Y el recuerdo de “Julibor” me ha hecho recordar a otro vagabundo simpático, como si fuese su alma gemela, que conocí ya siendo hombre formado, aunque joven. Se llamaba Paco “Tronera” y acostumbraba a recorrer los pueblos del entorno logroñés del Valle del Iregua, pidiendo de puerta en puerta y durmiendo, si hacía mucho frío, en aquella bodega, heredada de sus antepasados, de temperatura pareja al verano y al invierno y horadada en la roca de ese monte, el monte de las bodegas, que domina el pueblo. Recuerdo que siempre llevaba puesto un mono azul, de los que utilizaban los labriegos para resguardar el de pana que debajo se enfundaba. Este “Tronera” no sabía o no podía hablar, siempre balbuceaba y si te sentabas junto a él veías como le temblaban las manos y la cabeza como consecuencia de una enfermedad congénita que la gente aseguraba era el baile de san Vito.
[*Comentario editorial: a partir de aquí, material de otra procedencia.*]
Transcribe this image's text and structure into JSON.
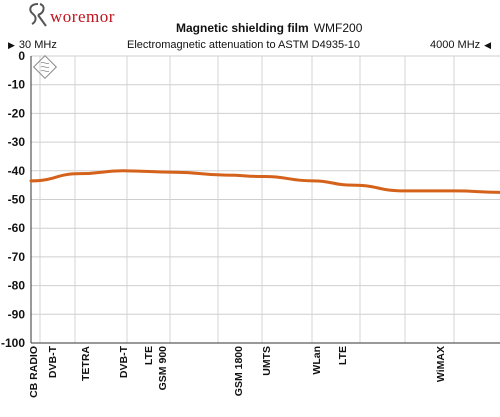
{
  "header": {
    "logo_text": "woremor",
    "title": "Magnetic shielding film",
    "product": "WMF200",
    "subtitle": "Electromagnetic attenuation to ASTM D4935-10",
    "range_start": "30 MHz",
    "range_end": "4000 MHz"
  },
  "colors": {
    "line": "#d4621a",
    "logo": "#c0141c"
  },
  "chart_data": {
    "type": "line",
    "title": "Magnetic shielding film WMF200",
    "subtitle": "Electromagnetic attenuation to ASTM D4935-10",
    "xlabel": "",
    "ylabel": "",
    "xlim": [
      30,
      4000
    ],
    "ylim": [
      -100,
      0
    ],
    "yticks": [
      0,
      -10,
      -20,
      -30,
      -40,
      -50,
      -60,
      -70,
      -80,
      -90,
      -100
    ],
    "grid": true,
    "x_categories": [
      "CB RADIO",
      "DVB-T",
      "TETRA",
      "DVB-T",
      "LTE",
      "GSM 900",
      "GSM 1800",
      "UMTS",
      "WLan",
      "LTE",
      "WiMAX"
    ],
    "series": [
      {
        "values": [
          -43.5,
          -41,
          -40,
          -40.5,
          -41.5,
          -42,
          -43.5,
          -45,
          -47,
          -47,
          -47.5
        ]
      }
    ]
  }
}
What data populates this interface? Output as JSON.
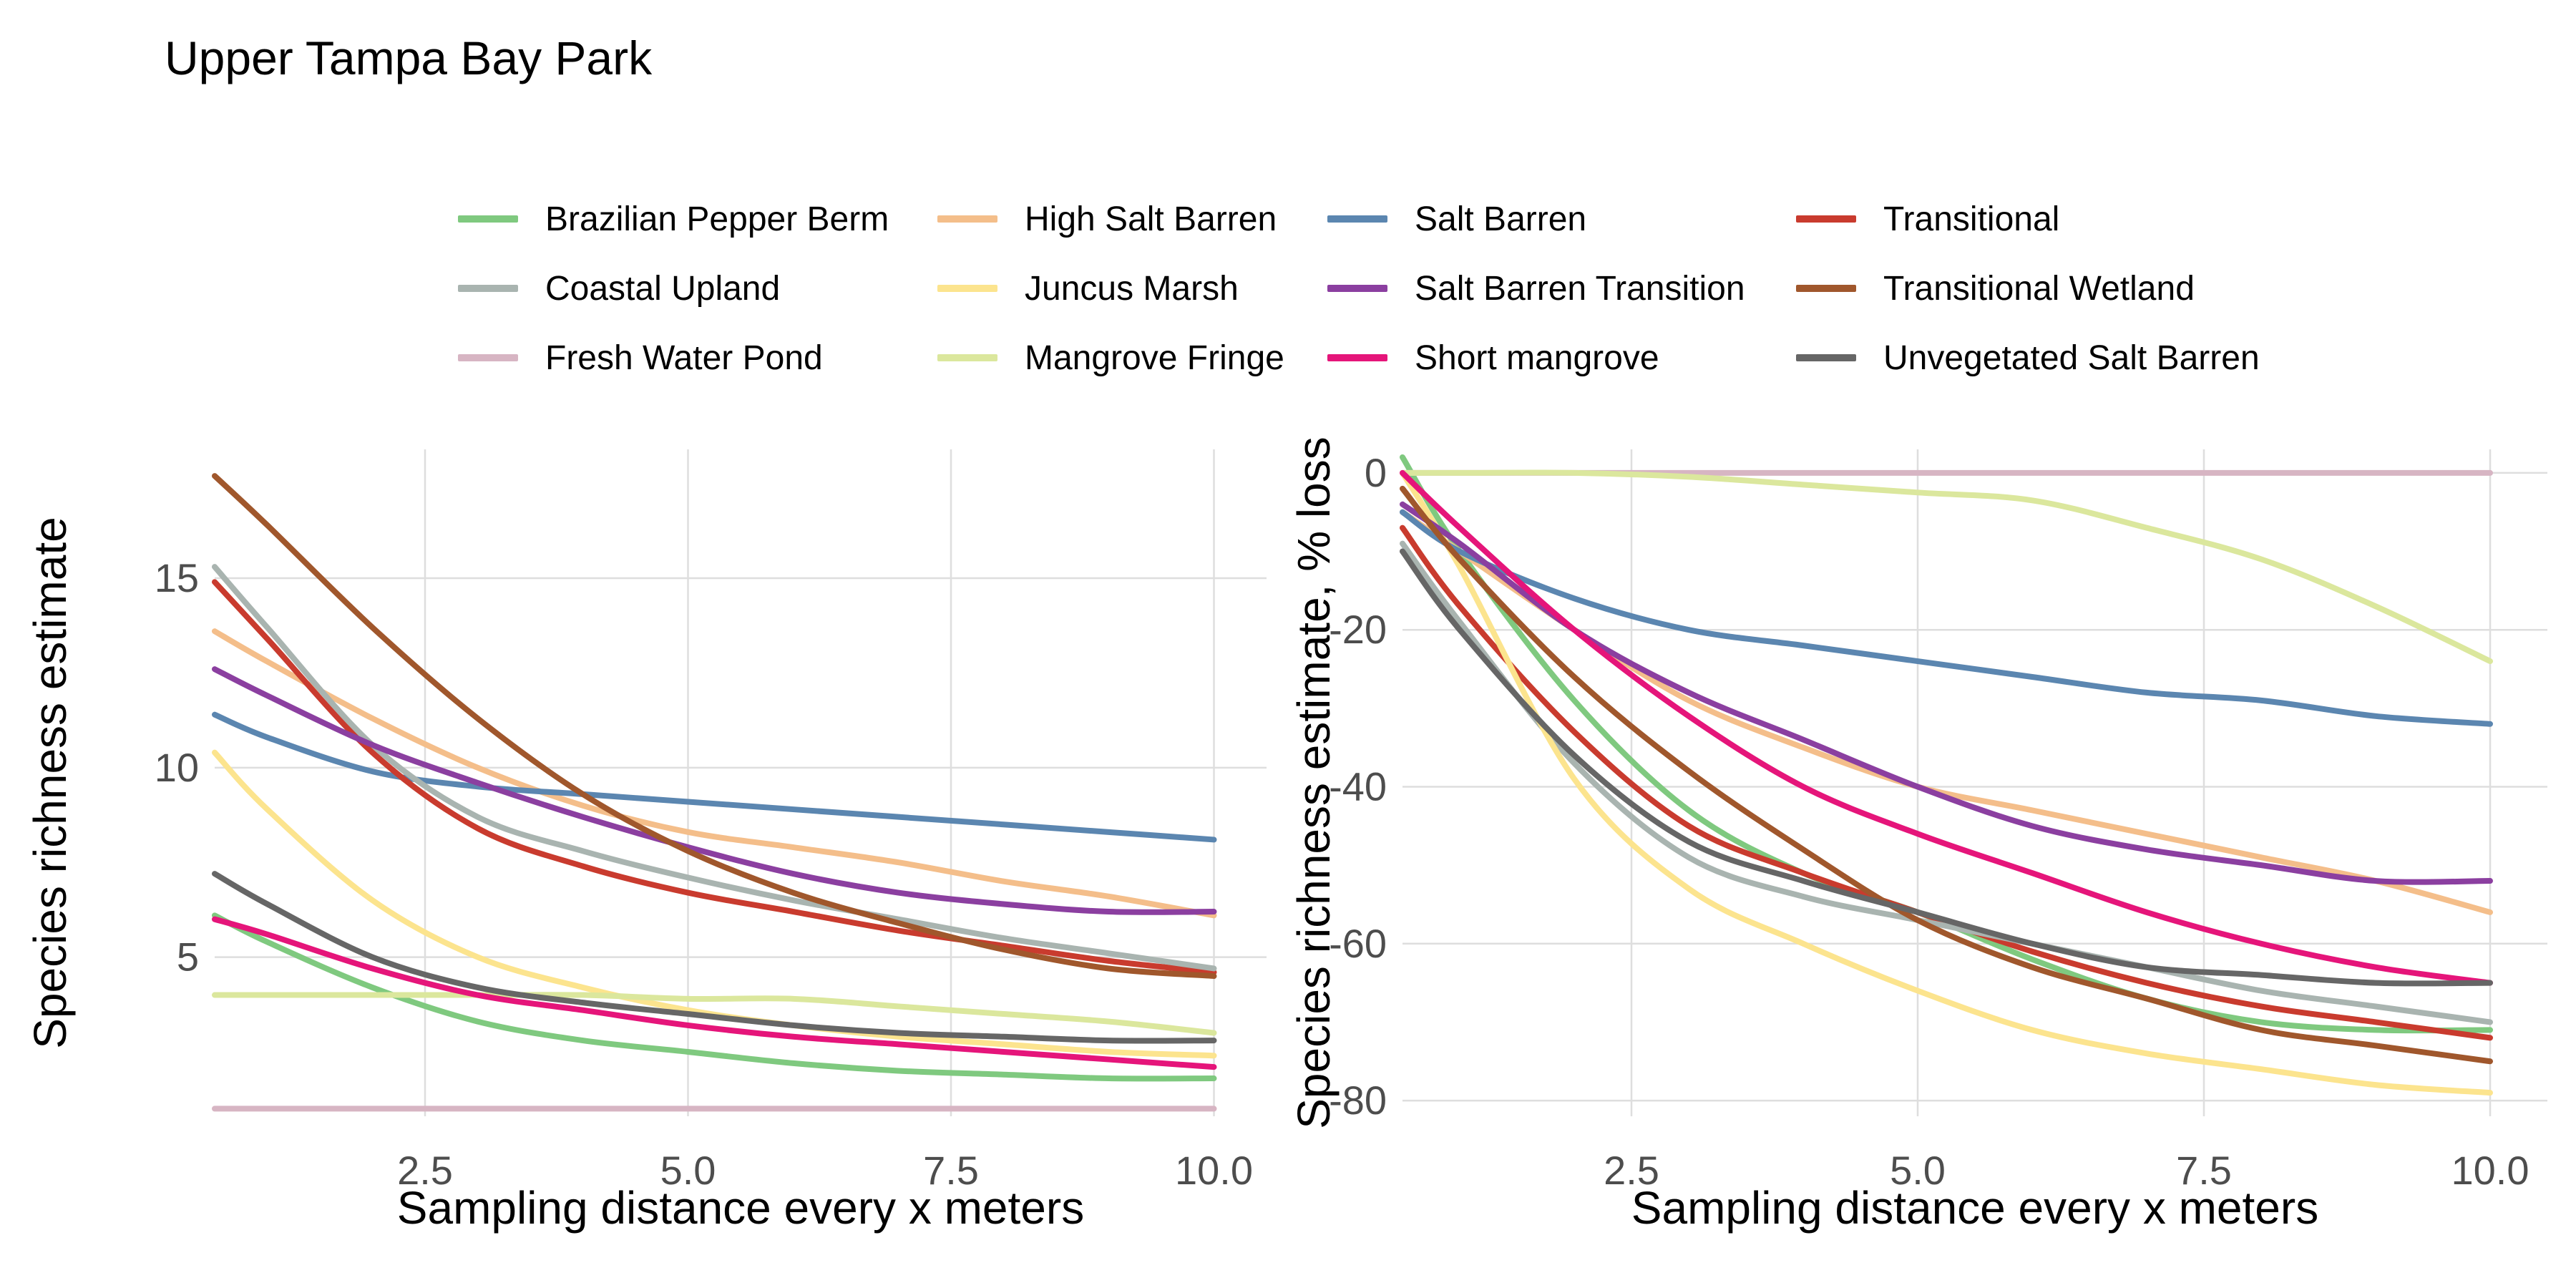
{
  "title": "Upper Tampa Bay Park",
  "legend": {
    "items": [
      {
        "name": "Brazilian Pepper Berm",
        "color": "#7fc97f"
      },
      {
        "name": "High Salt Barren",
        "color": "#f4be8a"
      },
      {
        "name": "Salt Barren",
        "color": "#5b86b0"
      },
      {
        "name": "Transitional",
        "color": "#c93b2e"
      },
      {
        "name": "Coastal Upland",
        "color": "#a9b4b0"
      },
      {
        "name": "Juncus Marsh",
        "color": "#fce48e"
      },
      {
        "name": "Salt Barren Transition",
        "color": "#8b3fa0"
      },
      {
        "name": "Transitional Wetland",
        "color": "#a0572c"
      },
      {
        "name": "Fresh Water Pond",
        "color": "#d7b5c3"
      },
      {
        "name": "Mangrove Fringe",
        "color": "#dbe79d"
      },
      {
        "name": "Short mangrove",
        "color": "#e5157a"
      },
      {
        "name": "Unvegetated Salt Barren",
        "color": "#666666"
      }
    ]
  },
  "chart_data": [
    {
      "type": "line",
      "xlabel": "Sampling distance every x meters",
      "ylabel": "Species richness estimate",
      "xlim": [
        0.5,
        10.5
      ],
      "ylim": [
        0.8,
        18.4
      ],
      "xticks": [
        "2.5",
        "5.0",
        "7.5",
        "10.0"
      ],
      "yticks": [
        "5",
        "10",
        "15"
      ],
      "grid": true,
      "x": [
        0.5,
        1,
        2,
        3,
        4,
        5,
        6,
        7,
        8,
        9,
        10
      ],
      "series": [
        {
          "name": "Brazilian Pepper Berm",
          "values": [
            6.1,
            5.4,
            4.2,
            3.3,
            2.8,
            2.5,
            2.2,
            2.0,
            1.9,
            1.8,
            1.8
          ]
        },
        {
          "name": "High Salt Barren",
          "values": [
            13.6,
            12.8,
            11.3,
            10.0,
            9.0,
            8.3,
            7.9,
            7.5,
            7.0,
            6.6,
            6.1
          ]
        },
        {
          "name": "Salt Barren",
          "values": [
            11.4,
            10.8,
            9.9,
            9.5,
            9.3,
            9.1,
            8.9,
            8.7,
            8.5,
            8.3,
            8.1
          ]
        },
        {
          "name": "Transitional",
          "values": [
            14.9,
            13.4,
            10.4,
            8.4,
            7.4,
            6.7,
            6.2,
            5.7,
            5.3,
            4.9,
            4.6
          ]
        },
        {
          "name": "Coastal Upland",
          "values": [
            15.3,
            13.7,
            10.6,
            8.7,
            7.8,
            7.1,
            6.5,
            6.0,
            5.5,
            5.1,
            4.7
          ]
        },
        {
          "name": "Juncus Marsh",
          "values": [
            10.4,
            8.9,
            6.5,
            5.0,
            4.2,
            3.6,
            3.2,
            2.9,
            2.7,
            2.5,
            2.4
          ]
        },
        {
          "name": "Salt Barren Transition",
          "values": [
            12.6,
            11.9,
            10.6,
            9.6,
            8.7,
            7.9,
            7.2,
            6.7,
            6.4,
            6.2,
            6.2
          ]
        },
        {
          "name": "Transitional Wetland",
          "values": [
            17.7,
            16.4,
            13.7,
            11.3,
            9.3,
            7.8,
            6.7,
            5.9,
            5.2,
            4.7,
            4.5
          ]
        },
        {
          "name": "Fresh Water Pond",
          "values": [
            1.0,
            1.0,
            1.0,
            1.0,
            1.0,
            1.0,
            1.0,
            1.0,
            1.0,
            1.0,
            1.0
          ]
        },
        {
          "name": "Mangrove Fringe",
          "values": [
            4.0,
            4.0,
            4.0,
            4.0,
            4.0,
            3.9,
            3.9,
            3.7,
            3.5,
            3.3,
            3.0
          ]
        },
        {
          "name": "Short mangrove",
          "values": [
            6.0,
            5.6,
            4.7,
            4.0,
            3.6,
            3.2,
            2.9,
            2.7,
            2.5,
            2.3,
            2.1
          ]
        },
        {
          "name": "Unvegetated Salt Barren",
          "values": [
            7.2,
            6.4,
            5.0,
            4.2,
            3.8,
            3.5,
            3.2,
            3.0,
            2.9,
            2.8,
            2.8
          ]
        }
      ]
    },
    {
      "type": "line",
      "xlabel": "Sampling distance every x meters",
      "ylabel": "Species richness estimate, % loss",
      "xlim": [
        0.5,
        10.5
      ],
      "ylim": [
        -82,
        3
      ],
      "xticks": [
        "2.5",
        "5.0",
        "7.5",
        "10.0"
      ],
      "yticks": [
        "0",
        "-20",
        "-40",
        "-60",
        "-80"
      ],
      "grid": true,
      "x": [
        0.5,
        1,
        2,
        3,
        4,
        5,
        6,
        7,
        8,
        9,
        10
      ],
      "series": [
        {
          "name": "Brazilian Pepper Berm",
          "values": [
            2.0,
            -10,
            -29,
            -43,
            -51,
            -56,
            -62,
            -67,
            -70,
            -71,
            -71
          ]
        },
        {
          "name": "High Salt Barren",
          "values": [
            -5,
            -10,
            -20,
            -29,
            -35,
            -40,
            -43,
            -46,
            -49,
            -52,
            -56
          ]
        },
        {
          "name": "Salt Barren",
          "values": [
            -5,
            -10,
            -16,
            -20,
            -22,
            -24,
            -26,
            -28,
            -29,
            -31,
            -32
          ]
        },
        {
          "name": "Transitional",
          "values": [
            -7,
            -17,
            -33,
            -45,
            -51,
            -56,
            -61,
            -65,
            -68,
            -70,
            -72
          ]
        },
        {
          "name": "Coastal Upland",
          "values": [
            -9,
            -19,
            -37,
            -49,
            -54,
            -57,
            -60,
            -63,
            -66,
            -68,
            -70
          ]
        },
        {
          "name": "Juncus Marsh",
          "values": [
            0,
            -12,
            -39,
            -53,
            -60,
            -66,
            -71,
            -74,
            -76,
            -78,
            -79
          ]
        },
        {
          "name": "Salt Barren Transition",
          "values": [
            -4,
            -9,
            -20,
            -28,
            -34,
            -40,
            -45,
            -48,
            -50,
            -52,
            -52
          ]
        },
        {
          "name": "Transitional Wetland",
          "values": [
            -2,
            -11,
            -26,
            -38,
            -48,
            -57,
            -63,
            -67,
            -71,
            -73,
            -75
          ]
        },
        {
          "name": "Fresh Water Pond",
          "values": [
            0,
            0,
            0,
            0,
            0,
            0,
            0,
            0,
            0,
            0,
            0
          ]
        },
        {
          "name": "Mangrove Fringe",
          "values": [
            0,
            0,
            0,
            -0.5,
            -1.5,
            -2.5,
            -3.5,
            -7,
            -11,
            -17,
            -24
          ]
        },
        {
          "name": "Short mangrove",
          "values": [
            0,
            -7,
            -20,
            -31,
            -40,
            -46,
            -51,
            -56,
            -60,
            -63,
            -65
          ]
        },
        {
          "name": "Unvegetated Salt Barren",
          "values": [
            -10,
            -20,
            -36,
            -47,
            -52,
            -56,
            -60,
            -63,
            -64,
            -65,
            -65
          ]
        }
      ]
    }
  ]
}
La leyenda decía, no obstante, que Pacotín era de buena familia y que, si andaba pidiendo, era porque quería. Verdad o no, lo cierto es que Pacotín siempre estaba vagabundeando y que, aunque le teníamos miedo, lo que más le gustaba era hablar con los niños. Yo me hice amigo de él y de su boca aprendí alguna de esas cosas raras que sólo saben los vagabundos: que nunca puedes decir que no volverás a un sitio y que lo mejor de la vida está escrita en los caminos. Y también un día que nevaba me lo encontré arrebujado alrededor de una lumbre obligado por esa nieve de octubre de mal augurio al anunciar inviernos duros. Y no debía de andar descaminado el bueno de Pacotín, pues, entre otras cuestiones, él mismo moriría años más tarde, según me contaron luego, en medio de una nevada una mañana de diciembre, simplemente porque nevó y la nieve, en este caso de diciembre, ya se sabe, es mal augurio. 

Aquí quedo con estos mis recuerdos: el de “Juli, Juli” y el de Paco “Tronera”, “Pacotín”, mis dos vagabundos, mis dos personas y pordioseros, mis dos añoranzas de un comienzo de diciembre cuando espero que la nieve comience a caer en sus lunas al no haberlo hecho en octubre. Y, aun con mis recuerdos y aunque caiga la nieve, seguiré saliendo a pasear todas las mañanas, a buen ritmo, muy temprano y abrigado, cuando el sol aún no haya aparecido o esté medio apuntando tras las aspas de cualquier molino, se llame como se llame, y que en alguna allanada también pueden ser, cuando caiga la noche, refugio para esos menesterosos y que al llegar al abrigo se haga el silencio sólo roto por algún gruñido y algún silbido del cercano bando de aves durmientes. Y hasta que ese mirlo, que ya no está solo, grite desde el suelo encharcado y tiritando de frío. Es lo indicado que en diciembre haga frío y… ¡quédese el calor para el estío!